In this study, we used MR, which offers a powerful alternative to assess causal relationships between exposures and outcomes of interest [48]. Conventional MR methods assume a linear relationship to estimate the population-averaged causal effect; however, we tested those linear assumptions to offer better insights for formulating public health policies and interventions [49]. Further, we used both fractional polynomials and piecewise linear MR to triangulate the evidence. We also had the advantage of a large sample size from the UK Biobank.

Weaknesses

We used BMI as our sole measure of adiposity. BMI does not account for differential adiposity, nor is it a reliable measure of relative adiposity across different populations or ethnicities, making it hard to generalise the findings.
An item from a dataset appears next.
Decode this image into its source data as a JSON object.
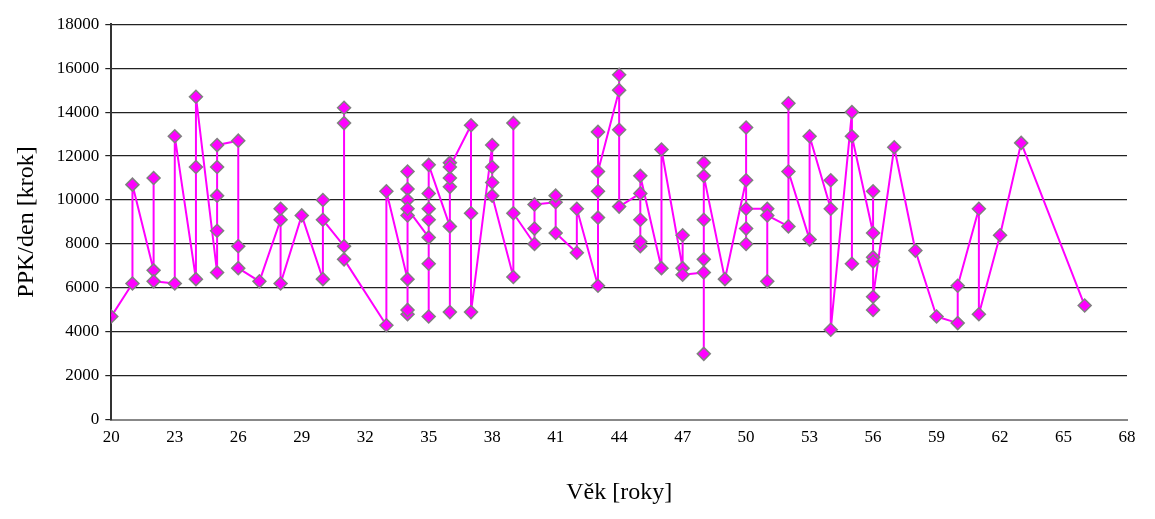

However, BMI has been shown to be a reliable population-level measure for assessing general adiposity. MR faces challenges of horizontal pleiotropy and canalisation. While there is no formal method to test the latter, we selected BMI SNPs that were not associated with each respective outcome assessed, hence reducing the chances of horizontal pleiotropy. We also could not rule out methodological limitations, in that there may be other shapes, unavailable to us, that better fit these data.

Conclusion

In this analysis, BMI was found to be causally associated with increased risk of type 2 diabetes, CAD and hypertension, but not stroke or CKD, and was also associated with variation in disease-risk biomarkers, except LPA and urea. Further, BMI was causally associated with any CMD when considering fixed effects, in combined and sex-stratified analyses. We found evidence in support of a non-linear causal relationship between BMI and glycaemic and lipid biomarkers, except LPA. The adverse consequences of BMI on CAD risk are similar in men and premenopausal women. However, although BMI continues to confer increased CAD risk in men, it seems to be no longer a strong risk factor in postmenopausal women. These results further our understanding of the complex nature of the causal relationships between BMI and CMD. It also highlights the role of sex in CAD and lipid and glucose homeostasis in the context of causal risk conferred by excess adiposity, and underscores the need for consideration of sex in the management of excess adiposity. Finally, reducing excess adiposity remains highly beneficial in improving energy and lipid metabolism, as well as reducing the risk of CMD.